Mein Joghurt gibt kein Interview oder redet Quatsch in der Tagesschau (lacht). Der Hauptunterschied ist, dass über solche Produkte herzlich wenig in den Nachrichten berichtet wird. Normalerweise ist die klassische Werbung bei der Produktwerbung nahezu das Einzige, was darüber nach draußen dringt. Ich habe da bis auf wenige Ausnahmen zu 100 Prozent Kontrolle über die Botschaft. Dagegen gehen ungefähr 90 Prozent der politischen Kommunikation durch den Filter des Journalismus. Das heißt, die Empfänger bekommen schon eine kommentierte oder wie auch immer eingeordnete Nachricht und ich habe nur die gekaufte Kommunikation als direkten Draht zum Wähler.
Sie haben hauptsächlich Kampagnen für die SPD betreut. Inwiefern müssen Sie als Werber hinter der Politik stehen, die Sie vertreten?
Wir bestreiten gerade tatsächlich den ersten Wahlkampf für eine konservative Partei, nämlich für die ÖVP in Österreich. Da war natürlich schon die Frage bei uns im Team, machen wir das? Ich glaube, grundsätzlich hilft es, wenn man sich mit dem, was die Partei letztendlich fordert, identifiziert. Ich will für niemanden arbeiten, der europakritisch ist oder Nationalist. Oder jemanden, der den Minderheitenschutz nicht ernst nimmt. Das sind meine persönlichen 'Hygienefaktoren'. Und wenn das gegeben ist, dann kann ich das auch machen.
In Ihrem Buch beschreiben Sie den Wahlkampf als Höllenritt. Warum sind Sie dennoch so fasziniert davon?
Das weiß ich auch nicht (lacht).
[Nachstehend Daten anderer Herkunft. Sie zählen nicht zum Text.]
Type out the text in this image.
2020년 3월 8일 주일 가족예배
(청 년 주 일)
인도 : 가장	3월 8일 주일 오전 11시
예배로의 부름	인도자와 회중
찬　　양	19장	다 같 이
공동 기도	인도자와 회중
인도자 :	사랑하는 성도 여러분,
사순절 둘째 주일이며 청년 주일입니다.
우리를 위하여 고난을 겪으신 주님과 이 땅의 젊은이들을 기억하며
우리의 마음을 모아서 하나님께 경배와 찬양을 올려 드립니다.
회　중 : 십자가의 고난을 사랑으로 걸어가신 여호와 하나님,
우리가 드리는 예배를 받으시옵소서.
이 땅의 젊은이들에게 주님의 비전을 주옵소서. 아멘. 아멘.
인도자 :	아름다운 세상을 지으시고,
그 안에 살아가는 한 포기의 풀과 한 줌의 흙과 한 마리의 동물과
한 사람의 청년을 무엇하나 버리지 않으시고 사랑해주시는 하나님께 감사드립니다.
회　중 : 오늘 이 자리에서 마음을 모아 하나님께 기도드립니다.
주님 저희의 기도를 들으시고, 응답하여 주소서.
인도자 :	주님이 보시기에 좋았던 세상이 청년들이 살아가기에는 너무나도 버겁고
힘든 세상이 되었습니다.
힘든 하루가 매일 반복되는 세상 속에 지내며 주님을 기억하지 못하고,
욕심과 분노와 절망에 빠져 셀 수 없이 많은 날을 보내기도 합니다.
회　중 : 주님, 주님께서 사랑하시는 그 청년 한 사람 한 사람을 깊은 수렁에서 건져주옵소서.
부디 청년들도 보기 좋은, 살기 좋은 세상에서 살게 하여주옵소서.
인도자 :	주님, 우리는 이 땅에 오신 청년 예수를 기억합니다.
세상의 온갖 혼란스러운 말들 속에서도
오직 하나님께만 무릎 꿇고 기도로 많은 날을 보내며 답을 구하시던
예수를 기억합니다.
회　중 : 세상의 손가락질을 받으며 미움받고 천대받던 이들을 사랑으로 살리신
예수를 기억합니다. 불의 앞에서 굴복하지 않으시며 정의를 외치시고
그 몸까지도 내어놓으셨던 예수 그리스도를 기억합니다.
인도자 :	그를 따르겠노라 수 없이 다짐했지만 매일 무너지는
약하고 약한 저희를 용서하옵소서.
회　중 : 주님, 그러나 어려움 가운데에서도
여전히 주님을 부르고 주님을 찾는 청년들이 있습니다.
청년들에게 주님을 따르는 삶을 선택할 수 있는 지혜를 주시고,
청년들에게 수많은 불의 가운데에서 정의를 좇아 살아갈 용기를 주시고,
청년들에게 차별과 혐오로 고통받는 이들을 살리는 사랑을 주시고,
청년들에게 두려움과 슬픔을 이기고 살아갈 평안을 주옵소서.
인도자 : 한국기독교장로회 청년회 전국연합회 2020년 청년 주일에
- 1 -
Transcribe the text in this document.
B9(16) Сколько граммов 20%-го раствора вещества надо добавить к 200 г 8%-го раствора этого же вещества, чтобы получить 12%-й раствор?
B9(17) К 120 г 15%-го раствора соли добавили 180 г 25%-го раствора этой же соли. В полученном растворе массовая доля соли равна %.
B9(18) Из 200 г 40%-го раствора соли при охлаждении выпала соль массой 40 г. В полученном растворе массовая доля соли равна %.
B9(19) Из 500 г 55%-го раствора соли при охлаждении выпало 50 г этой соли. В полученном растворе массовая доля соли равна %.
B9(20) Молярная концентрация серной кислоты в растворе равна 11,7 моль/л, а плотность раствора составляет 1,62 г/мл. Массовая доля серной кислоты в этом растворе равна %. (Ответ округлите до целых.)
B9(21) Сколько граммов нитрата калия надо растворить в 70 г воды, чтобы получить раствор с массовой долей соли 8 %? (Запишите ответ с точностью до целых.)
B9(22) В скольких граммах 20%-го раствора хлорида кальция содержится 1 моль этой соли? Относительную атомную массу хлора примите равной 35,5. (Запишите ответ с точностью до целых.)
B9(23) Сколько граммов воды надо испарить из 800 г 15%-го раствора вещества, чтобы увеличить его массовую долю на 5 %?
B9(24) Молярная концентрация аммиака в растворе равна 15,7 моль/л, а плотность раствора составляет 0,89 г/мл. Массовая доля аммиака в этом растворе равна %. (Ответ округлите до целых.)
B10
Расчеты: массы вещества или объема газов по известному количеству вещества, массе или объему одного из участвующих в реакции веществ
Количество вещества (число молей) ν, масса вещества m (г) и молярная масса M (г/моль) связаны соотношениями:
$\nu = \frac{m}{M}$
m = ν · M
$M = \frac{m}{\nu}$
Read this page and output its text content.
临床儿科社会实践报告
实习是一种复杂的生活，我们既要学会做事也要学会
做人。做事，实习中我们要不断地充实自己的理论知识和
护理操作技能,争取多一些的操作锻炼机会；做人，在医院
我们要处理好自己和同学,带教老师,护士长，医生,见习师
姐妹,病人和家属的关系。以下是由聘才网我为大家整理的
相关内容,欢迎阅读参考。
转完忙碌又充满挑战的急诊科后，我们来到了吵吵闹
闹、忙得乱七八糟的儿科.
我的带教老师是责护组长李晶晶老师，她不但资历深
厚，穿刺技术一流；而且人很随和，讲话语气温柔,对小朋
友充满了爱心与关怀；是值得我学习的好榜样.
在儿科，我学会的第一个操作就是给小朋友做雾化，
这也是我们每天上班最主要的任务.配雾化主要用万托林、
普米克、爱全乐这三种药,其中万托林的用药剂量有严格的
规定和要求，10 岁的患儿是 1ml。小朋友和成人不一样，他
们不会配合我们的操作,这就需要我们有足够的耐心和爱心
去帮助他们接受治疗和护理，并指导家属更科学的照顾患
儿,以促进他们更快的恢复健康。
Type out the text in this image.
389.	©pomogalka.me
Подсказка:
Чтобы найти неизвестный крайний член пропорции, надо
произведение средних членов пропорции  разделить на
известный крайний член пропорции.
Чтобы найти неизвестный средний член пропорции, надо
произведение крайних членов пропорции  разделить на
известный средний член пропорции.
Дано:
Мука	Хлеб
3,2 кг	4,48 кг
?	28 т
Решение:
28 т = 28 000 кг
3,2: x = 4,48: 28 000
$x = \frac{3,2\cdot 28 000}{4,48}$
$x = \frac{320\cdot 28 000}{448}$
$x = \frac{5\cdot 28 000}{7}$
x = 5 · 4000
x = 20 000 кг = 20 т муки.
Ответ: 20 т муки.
Manche kriegen den Kick beim Bungeejumping. Ich hole ihn mir in Wahlkampagnen. Es hat natürlich mit diesem absoluten Enddatum zu tun und, dass es so viele Dinge gibt, die Sie nicht unter Kontrolle haben. Und für mich ist es so: Ich liebe einfach Demokratie. Ich finde, es ist ein Wahnsinn, dass wir alle vier Jahre einen Tag haben, gerade auch in Deutschland, an dem zwischen 45 und 50 Millionen Leute ins Wahllokal gehen und ihr Kreuzchen machen. Es freut mich, da einen Beitrag zu leisten.
Der Diplompolitologe Frank Stauss, Jahrgang 1965, begann seine Karriere als Wahlkämpfer in der Clinton/Gore-Kampagne. Seine Kampagnen wurden bereits fünf Mal mit dem Politikaward ausgezeichnet, dem höchsten Preis für politische Kommunikation in Deutschland. Er ist Mitinhaber einer Werbeagentur und Lehrbeauftragter für Politische Kommunikation an der Heinrich-Heine-Universität Düsseldorf.
Frank Stauss, Höllenritt Wahlkampf. Ein Insiderbericht, Deutscher Taschenbuch Verlag, München 2013, ISBN 978-3-423-24986-7.